Metric3D icon indicating copy to clipboard operation
Metric3D copied to clipboard

Supporting old GPUs?

Open haojiang95 opened this issue 9 months ago • 3 comments

Hello, thanks again for the great work! Your model uses torch.bfloat16 which is only supported by the newer GPUs. https://github.com/YvanYin/Metric3D/blob/7b5440dcbc17ef5e09805169a5f0b2d6bfe59161/mono/model/decode_heads/RAFTDepthNormalDPTDecoder5.py#L218-L229 May I ask you to kindly support older ones by adding an option to use torch.float32 instead? It could be as simple as dtype = torch.bfloat16 if torch.cuda.is_bf16_supported() else torch.float32, and use dtype in autocast

haojiang95 avatar May 02 '24 01:05 haojiang95

Is there a workaround for this error ? Do you know if replacing bfloat16 to torch.float enable the weights to load correctly ?

testingshanu avatar May 02 '24 11:05 testingshanu

Is there a workaround for this error ? Do you know if replacing bfloat16 to torch.float enable the weights to load correctly ?

It works on my side to the extent that the outputs look reasonable. I don't know any other workaround, and I'd be happy to know if there are better options.

haojiang95 avatar May 02 '24 20:05 haojiang95

Is there a workaround for this error ? Do you know if replacing bfloat16 to torch.float enable the weights to load correctly ?

I think the weights will be loaded correctly because float32 should be compatible with bfloat16.

JUGGHM avatar May 04 '24 06:05 JUGGHM

Hi, sorry for commenting on a closed issue. But if we are using the torch hub model, how do we modify it to use float?

# where to modify code below?
model = torch.hub.load('yvanyin/metric3d', 'metric3d_vit_small', pretrain=True)
model.cuda().eval()
with torch.no_grad():
    # line here fails if gpu does not support bfloat16
    pred_depth, confidence, output_dict = model.inference({'input': rgb})

tianyilim avatar Jun 20 '24 07:06 tianyilim

You can make a copy of the repo and add the proposed solution. If you insist the model must be on torch hub, you can upload your copy to torch hub and use it from there.

Or you can try to talk the owner into accepting the solution and adding it to the repo.

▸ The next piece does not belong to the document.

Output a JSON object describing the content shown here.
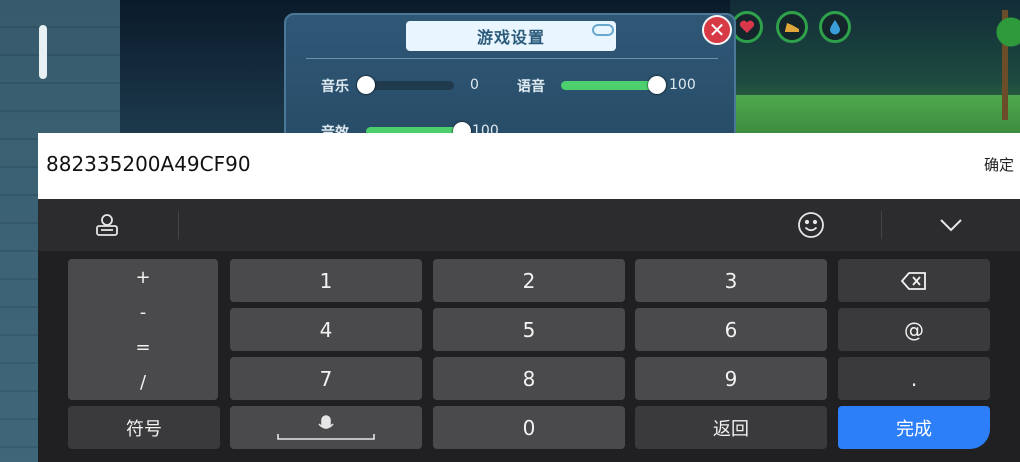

haojiang95 avatar Jun 24 '24 20:06 haojiang95

Hi, sorry for commenting on a closed issue. But if we are using the torch hub model, how do we modify it to use float?

# where to modify code below?
model = torch.hub.load('yvanyin/metric3d', 'metric3d_vit_small', pretrain=True)
model.cuda().eval()
with torch.no_grad():
    # line here fails if gpu does not support bfloat16
    pred_depth, confidence, output_dict = model.inference({'input': rgb})

I'm struggling in the same problem. Any solutions?

xmeng525 avatar Aug 21 '24 20:08 xmeng525

for the record, I found access to a computer with a newer GPU. Sorry :(

tianyilim avatar Aug 21 '24 20:08 tianyilim

Hi,

I think i handled the problem. Just for inference with torchhub pretrained model, if you change the following code lines from bfloat16 to float16, it may work. Works for me!

GPU: Jetson Nano 4 GB (ARM) CUDA 10.2 Pytorch 1.12

Here is the instructions:

cd ~/.cache/torch/hub/yvanyin_metric3d_main (or if you use pyenv find respective folder in your environment) nano mono/model/decode_heads/RAFTDepthNormalDPTDecoder5.py (or vscode whether you like!)

Change following lines from this:

def interpolate_float32(x, size=None, scale_factor=None, mode='nearest', align_corners=None):
    with torch.autocast(device_type='cuda', dtype=torch.bfloat16, enabled=False):
        return F.interpolate(x.float(), size=size, scale_factor=scale_factor, mode=mode, align_corners=align_corners)
    new_size = (4 * flow.shape[2], 4 * flow.shape[3])
    with torch.autocast(device_type='cuda', dtype=torch.bfloat16, enabled=False):
        return  F.interpolate(flow, size=new_size, mode=mode, align_corners=True)

To this:

  def interpolate_float32(x, size=None, scale_factor=None, mode='nearest', align_corners=None):
    with torch.autocast(device_type='cuda', dtype=torch.float16, enabled=False):
        return F.interpolate(x.float(), size=size, scale_factor=scale_factor, mode=mode, align_corners=align_corners)
    new_size = (4 * flow.shape[2], 4 * flow.shape[3])
    with torch.autocast(device_type='cuda', dtype=torch.float16, enabled=False):
        return  F.interpolate(flow, size=new_size, mode=mode, align_corners=True)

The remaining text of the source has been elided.